Fig. 4: Evolution of hyolaryngeal apparatus in Archosauria.
figure 4

Ceratobranchial (blue), basihyal (white), paraglossal (orange), cricoid (purple), arytenoid (green), and procricoid (yellow). Colored lines indicate presence of the characters. A phylogenetic relationship of Testudines follows (ref. 43). A flesh-out reconstruction of Pinacosaurus with its hyolaryngeal apparatus (illustration by Tatsuya Shinmura). Silhouettes from Phylopic ( by Andrew Farke, Aline Ghilardi, Scott Hartman, Lukasiniho, Steven Traver, and Yan Wong.

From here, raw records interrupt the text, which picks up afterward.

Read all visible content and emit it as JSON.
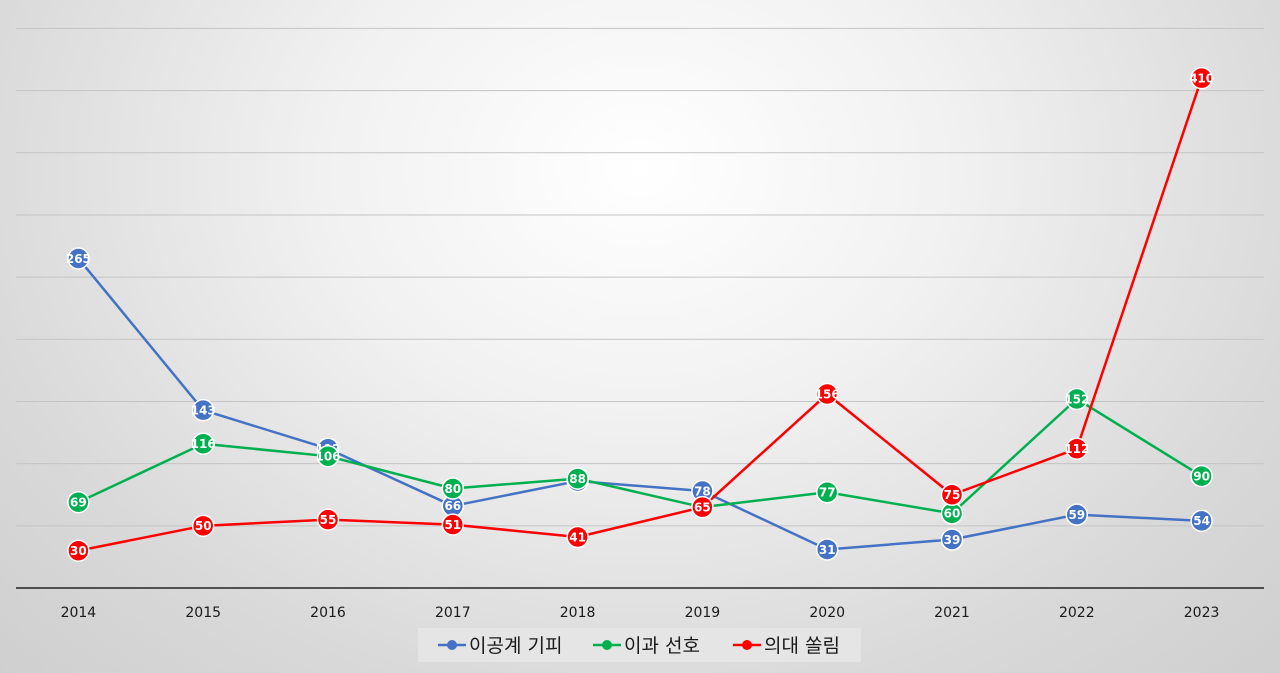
{
  "chart_data": {
    "type": "line",
    "title": "",
    "xlabel": "",
    "ylabel": "",
    "categories": [
      "2014",
      "2015",
      "2016",
      "2017",
      "2018",
      "2019",
      "2020",
      "2021",
      "2022",
      "2023"
    ],
    "ylim": [
      0,
      460
    ],
    "y_gridlines": true,
    "y_tick_labels_visible": false,
    "legend": "bottom",
    "series": [
      {
        "name": "이공계 기피",
        "color": "#4472C4",
        "values": [
          265,
          143,
          112,
          66,
          86,
          78,
          31,
          39,
          59,
          54
        ]
      },
      {
        "name": "이과 선호",
        "color": "#00B050",
        "values": [
          69,
          116,
          106,
          80,
          88,
          65,
          77,
          60,
          152,
          90
        ]
      },
      {
        "name": "의대 쏠림",
        "color": "#FF0000",
        "values": [
          30,
          50,
          55,
          51,
          41,
          65,
          156,
          75,
          112,
          410
        ]
      }
    ]
  }
}
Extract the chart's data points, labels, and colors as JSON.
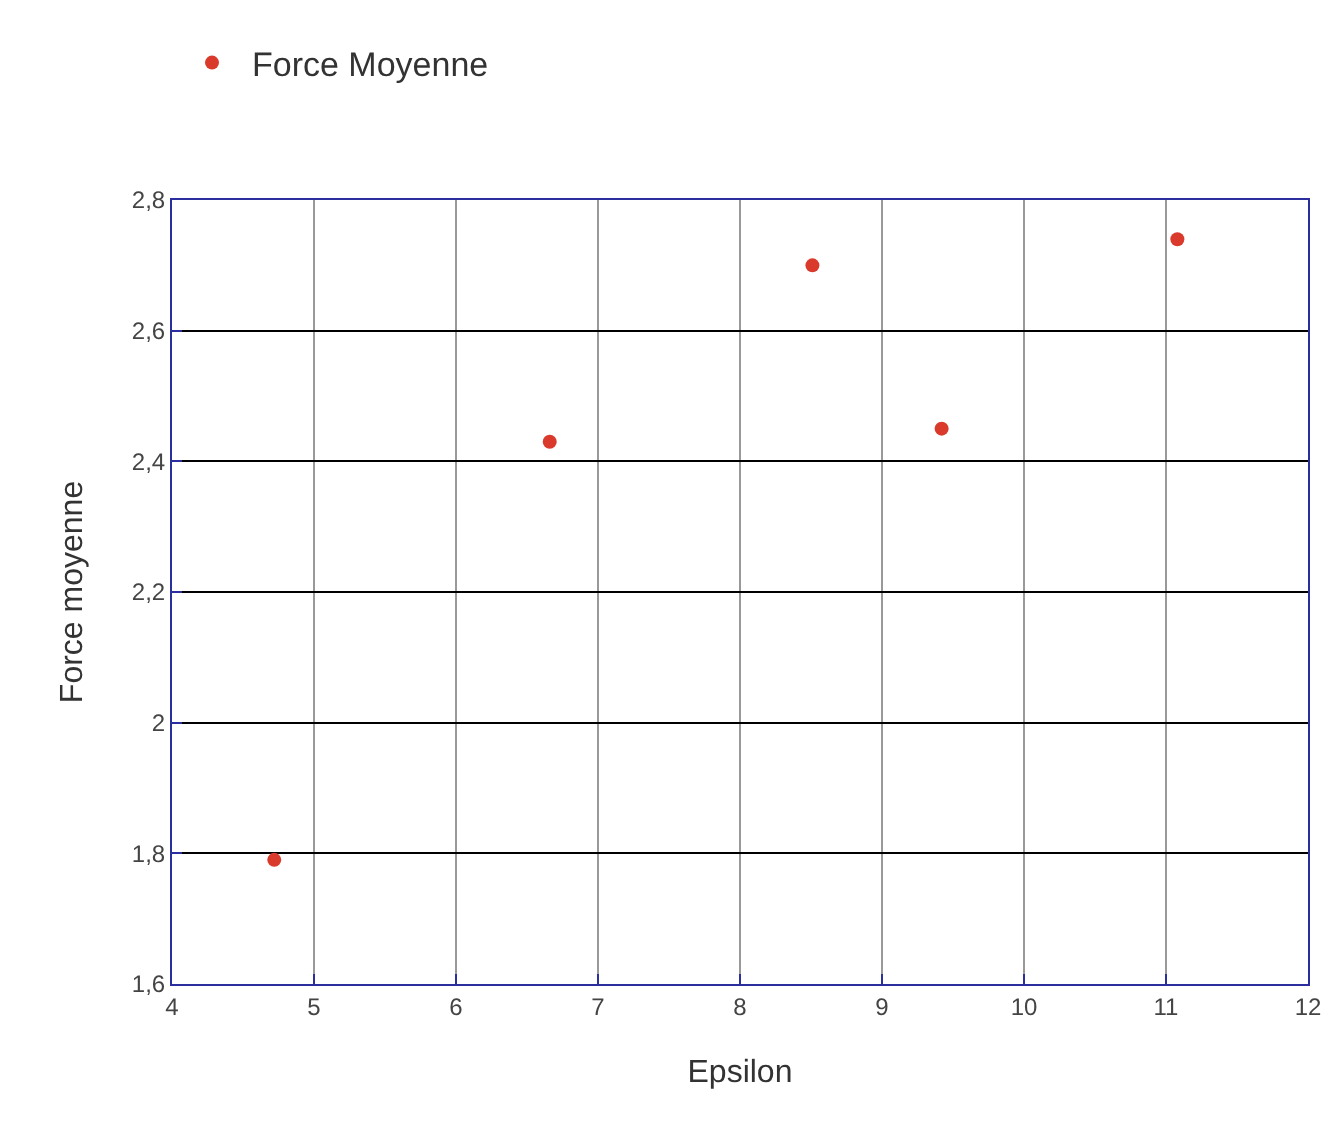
{
  "chart_data": {
    "type": "scatter",
    "xlabel": "Epsilon",
    "ylabel": "Force moyenne",
    "series": [
      {
        "name": "Force Moyenne",
        "color": "#d93a2b",
        "x": [
          4.72,
          6.66,
          8.51,
          9.42,
          11.08
        ],
        "values": [
          1.79,
          2.43,
          2.7,
          2.45,
          2.74
        ]
      }
    ],
    "xlim": [
      4,
      12
    ],
    "xticks": [
      4,
      5,
      6,
      7,
      8,
      9,
      10,
      11,
      12
    ],
    "ylim": [
      1.6,
      2.8
    ],
    "yticks": [
      {
        "value": 1.6,
        "label": "1,6"
      },
      {
        "value": 1.8,
        "label": "1,8"
      },
      2,
      {
        "value": 2.2,
        "label": "2,2"
      },
      {
        "value": 2.4,
        "label": "2,4"
      },
      {
        "value": 2.6,
        "label": "2,6"
      },
      {
        "value": 2.8,
        "label": "2,8"
      }
    ],
    "grid": true,
    "legend": "top left",
    "marker": "circle"
  }
}
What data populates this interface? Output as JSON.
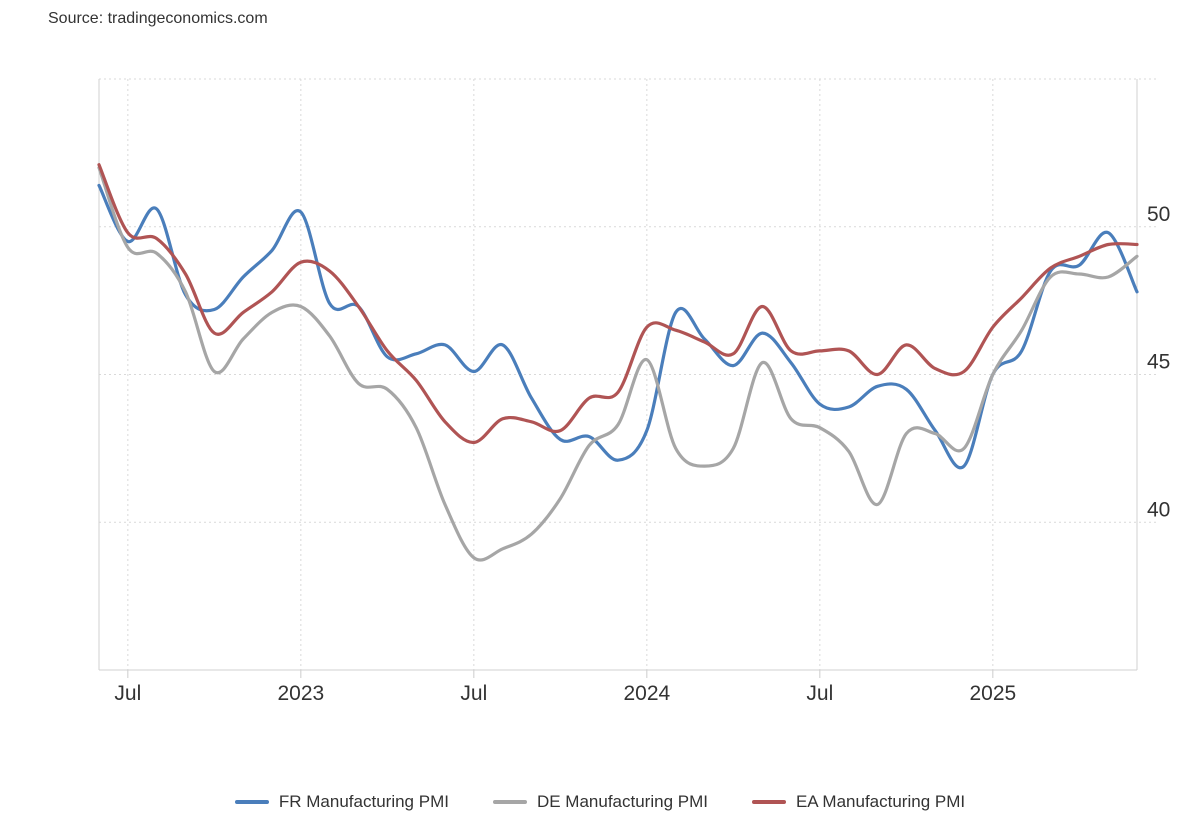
{
  "source": "Source: tradingeconomics.com",
  "chart_data": {
    "type": "line",
    "title": "",
    "xlabel": "",
    "ylabel": "",
    "x_range": [
      "2022-06",
      "2025-06"
    ],
    "ylim": [
      35,
      55
    ],
    "y_ticks": [
      40,
      45,
      50
    ],
    "x_ticks": [
      {
        "label": "Jul",
        "x": "2022-07"
      },
      {
        "label": "2023",
        "x": "2023-01"
      },
      {
        "label": "Jul",
        "x": "2023-07"
      },
      {
        "label": "2024",
        "x": "2024-01"
      },
      {
        "label": "Jul",
        "x": "2024-07"
      },
      {
        "label": "2025",
        "x": "2025-01"
      }
    ],
    "grid": true,
    "legend_position": "bottom",
    "series": [
      {
        "name": "FR Manufacturing PMI",
        "color": "#4a7ebb",
        "x": [
          "2022-06",
          "2022-07",
          "2022-08",
          "2022-09",
          "2022-10",
          "2022-11",
          "2022-12",
          "2023-01",
          "2023-02",
          "2023-03",
          "2023-04",
          "2023-05",
          "2023-06",
          "2023-07",
          "2023-08",
          "2023-09",
          "2023-10",
          "2023-11",
          "2023-12",
          "2024-01",
          "2024-02",
          "2024-03",
          "2024-04",
          "2024-05",
          "2024-06",
          "2024-07",
          "2024-08",
          "2024-09",
          "2024-10",
          "2024-11",
          "2024-12",
          "2025-01",
          "2025-02",
          "2025-03",
          "2025-04",
          "2025-05",
          "2025-06"
        ],
        "values": [
          51.4,
          49.5,
          50.6,
          47.7,
          47.2,
          48.3,
          49.2,
          50.5,
          47.4,
          47.3,
          45.6,
          45.7,
          46.0,
          45.1,
          46.0,
          44.2,
          42.8,
          42.9,
          42.1,
          43.1,
          47.1,
          46.2,
          45.3,
          46.4,
          45.4,
          44.0,
          43.9,
          44.6,
          44.5,
          43.1,
          41.9,
          45.0,
          45.8,
          48.5,
          48.7,
          49.8,
          47.8
        ]
      },
      {
        "name": "DE Manufacturing PMI",
        "color": "#a6a6a6",
        "x": [
          "2022-06",
          "2022-07",
          "2022-08",
          "2022-09",
          "2022-10",
          "2022-11",
          "2022-12",
          "2023-01",
          "2023-02",
          "2023-03",
          "2023-04",
          "2023-05",
          "2023-06",
          "2023-07",
          "2023-08",
          "2023-09",
          "2023-10",
          "2023-11",
          "2023-12",
          "2024-01",
          "2024-02",
          "2024-03",
          "2024-04",
          "2024-05",
          "2024-06",
          "2024-07",
          "2024-08",
          "2024-09",
          "2024-10",
          "2024-11",
          "2024-12",
          "2025-01",
          "2025-02",
          "2025-03",
          "2025-04",
          "2025-05",
          "2025-06"
        ],
        "values": [
          52.0,
          49.3,
          49.1,
          47.8,
          45.1,
          46.2,
          47.1,
          47.3,
          46.3,
          44.7,
          44.5,
          43.2,
          40.6,
          38.8,
          39.1,
          39.6,
          40.8,
          42.6,
          43.3,
          45.5,
          42.5,
          41.9,
          42.5,
          45.4,
          43.5,
          43.2,
          42.4,
          40.6,
          43.0,
          43.0,
          42.5,
          45.0,
          46.5,
          48.3,
          48.4,
          48.3,
          49.0
        ]
      },
      {
        "name": "EA Manufacturing PMI",
        "color": "#b05454",
        "x": [
          "2022-06",
          "2022-07",
          "2022-08",
          "2022-09",
          "2022-10",
          "2022-11",
          "2022-12",
          "2023-01",
          "2023-02",
          "2023-03",
          "2023-04",
          "2023-05",
          "2023-06",
          "2023-07",
          "2023-08",
          "2023-09",
          "2023-10",
          "2023-11",
          "2023-12",
          "2024-01",
          "2024-02",
          "2024-03",
          "2024-04",
          "2024-05",
          "2024-06",
          "2024-07",
          "2024-08",
          "2024-09",
          "2024-10",
          "2024-11",
          "2024-12",
          "2025-01",
          "2025-02",
          "2025-03",
          "2025-04",
          "2025-05",
          "2025-06"
        ],
        "values": [
          52.1,
          49.8,
          49.6,
          48.4,
          46.4,
          47.1,
          47.8,
          48.8,
          48.5,
          47.3,
          45.8,
          44.8,
          43.4,
          42.7,
          43.5,
          43.4,
          43.1,
          44.2,
          44.4,
          46.6,
          46.5,
          46.1,
          45.7,
          47.3,
          45.8,
          45.8,
          45.8,
          45.0,
          46.0,
          45.2,
          45.1,
          46.6,
          47.6,
          48.6,
          49.0,
          49.4,
          49.4
        ]
      }
    ]
  }
}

Description of ankylosaur specimen

Ankylosaur dinosaur Pinacosaurus (IGM100/3186) is described as hyolaryngeal apparatus of fossil archosaurs. This specimen was discovered from Ukhaa Tolgod, Mongolia and its geological age is middle Campanian of the Late Cretaceous (17). The specimen is better prepared for observation and measurement after the previous publication in 2015. Computed Tomography and Laser scanning are conducted in AMNH to study its morphology. We used CT images to make a reconstruction of the larynx from open data at Morphobank (, ID: P2101).

Comparative study of larynx in modern and fossil skeletal specimens

For comparison, extant species of reptiles and birds (45 specimens of turtles, 14 of lizards, 4 of crocodilians, and 90 of birds) are examined qualitatively and quantitatively in American Museum of Natural History, New York, and National Museum of Nature and Science, Tokyo (Supplementary Information). We also studied the palaeognath bird skeletons, such as extant Nothura (AMNH10804), Nothoprocta (AMNH 6498, 6502), and extinct Dinornis (AMNH7301). Maximum transverse widths of cricoid and mandible, and maximum anteroposterior lengths of arytenoid are measured (Supplementary Fig. 1). For size normalization, all the measurements were normalized using the regression equation (Supplementary Data). For relative size comparisons, residuals of arytenoid length and cricoid width are obtained from mandible width, which are all log-transformed variables (Supplementary Data). All statistical analyses were performed using JMP Pro v.14. Linear regression analyses were conducted in two bi-plots: arytenoid length and mandible width, and cricoid and mandible widths. Student’s t test and Tukey HSD test were performed in the standardized arytenoid length and cricoid width.

Reporting summary

Further information on research design is available in the Nature Portfolio Reporting Summary linked to this article.